El corazón espiritual de la hermandad late a través de sus dos impresionantes titulares, obras cumbres de la imaginería andaluza.

El Cristo de la Fundación es un imponente crucificado de estilo renacentista tallado por el maestro Andrés de Ocampo en el año 1622.

Su rostro, marcado por una profunda serenidad, evoca los dolorosos orígenes de la corporación. Como anécdota, durante una restauración en 1940 a cargo de Sánchez Cid, se descubrió un pergamino oculto en el interior de la talla que confirmaba la autoría de Ocampo.

Por su parte, Nuestra Señora de los Ángeles es una dolorosa de autor anónimo fechada en el siglo XVII.

Esta imagen ha experimentado importantes intervenciones a lo largo del tiempo, destacando la realizada por Juan Miguel Sánchez en 1955 y la remodelación de Antonio Dubé de Luque en 1984, quien le otorgó la expresividad de sus labios entreabiertos.

El exotismo del Jueves Santo y el palio orientalizante

Si hay algo que cautiva a quienes presencian la procesión cada Jueves Santo, es la arrolladora personalidad estética de su cortejo.

A diferencia del clasicismo sevillano, el paso de palio de la Virgen rompe los moldes con un inconfundible estilo orientalizante y modernista, ideado por el genial pintor Juan Miguel Sánchez.

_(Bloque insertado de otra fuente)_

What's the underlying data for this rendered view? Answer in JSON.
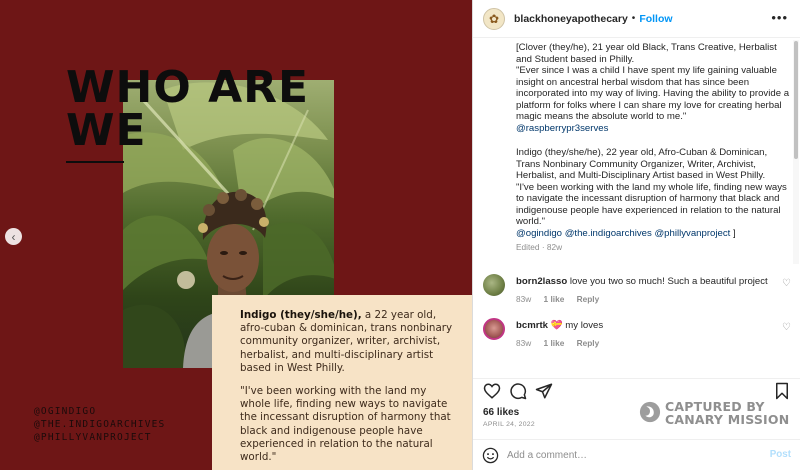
{
  "post_image": {
    "headline": "WHO ARE WE",
    "card": {
      "name": "Indigo (they/she/he),",
      "bio": " a 22 year old, afro-cuban & dominican, trans nonbinary community organizer, writer, archivist, herbalist, and multi-disciplinary artist based in West Philly.",
      "quote": "\"I've been working with the land my whole life, finding new ways to navigate the incessant disruption of harmony that black and indigenouse people have experienced in relation to the natural world.\""
    },
    "handles": [
      "@OGINDIGO",
      "@THE.INDIGOARCHIVES",
      "@PHILLYVANPROJECT"
    ],
    "prev_icon": "chevron-left-icon"
  },
  "header": {
    "username": "blackhoneyapothecary",
    "separator": "•",
    "follow_label": "Follow",
    "options_icon": "more-horizontal-icon"
  },
  "caption": {
    "para1": "[Clover (they/he), 21 year old Black, Trans Creative, Herbalist and Student based in Philly.",
    "para1_quote": "\"Ever since I was a child I have spent my life gaining valuable insight on ancestral herbal wisdom that has since been incorporated into my way of living. Having the ability to provide a platform for folks where I can share my love for creating herbal magic means the absolute world to me.\"",
    "mention1": "@raspberrypr3serves",
    "para2": "Indigo (they/she/he), 22 year old, Afro-Cuban & Dominican, Trans Nonbinary Community Organizer, Writer, Archivist, Herbalist, and Multi-Disciplinary Artist based in West Philly.",
    "para2_quote": "\"I've been working with the land my whole life, finding new ways to navigate the incessant disruption of harmony that black and indigenouse people have experienced in relation to the natural world.\"",
    "mention2a": "@ogindigo",
    "mention2b": "@the.indigoarchives",
    "mention2c": "@phillyvanproject",
    "closing": " ]",
    "edited": "Edited · 82w"
  },
  "comments": [
    {
      "user": "born2lasso",
      "text": "love you two so much! Such a beautiful project",
      "age": "83w",
      "likes": "1 like",
      "reply": "Reply"
    },
    {
      "user": "bcmrtk",
      "emoji": "💝",
      "text": "my loves",
      "age": "83w",
      "likes": "1 like",
      "reply": "Reply"
    }
  ],
  "actions": {
    "likes": "66 likes",
    "date": "APRIL 24, 2022",
    "icons": [
      "heart-icon",
      "comment-icon",
      "share-icon",
      "bookmark-icon"
    ]
  },
  "watermark": {
    "line1": "CAPTURED BY",
    "line2": "CANARY MISSION",
    "icon": "canary-mission-logo"
  },
  "comment_bar": {
    "placeholder": "Add a comment…",
    "post_label": "Post",
    "emoji_icon": "emoji-icon"
  },
  "colors": {
    "image_background": "#6e1616",
    "card_background": "#f7e3c6",
    "follow_blue": "#0095f6",
    "mention_blue": "#00376b"
  }
}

Sus bordados no muestran la típica acanto barroca, sino una ornamentación que transporta al espectador al lejano oriente, convirtiéndolo en uno de los conjuntos más singulares de la ciudad.

Además, la Virgen ciñe una corona de plata sobredorada rematada con piedras de lapislázuli celeste, labrada por Manuel Román Seco en 1970.

Ese mismo tono celeste inunda los escapularios de los nazarenos, quienes visten túnicas blancas de cola y avanzan en solemne silencio.

Como tributo a su fundador, la cofradía siempre realiza una emotiva ofrenda floral ante el sepulcro del arzobispo Gonzalo de Mena a su paso por la Catedral de Sevilla.

Hoy, aquella hermandad étnica se ha transformado en una corporación universal y de barrio, pero sigue portando el estandarte de los humildes y manteniendo vivo el recuerdo de quienes encontraron la libertad a través de la fe.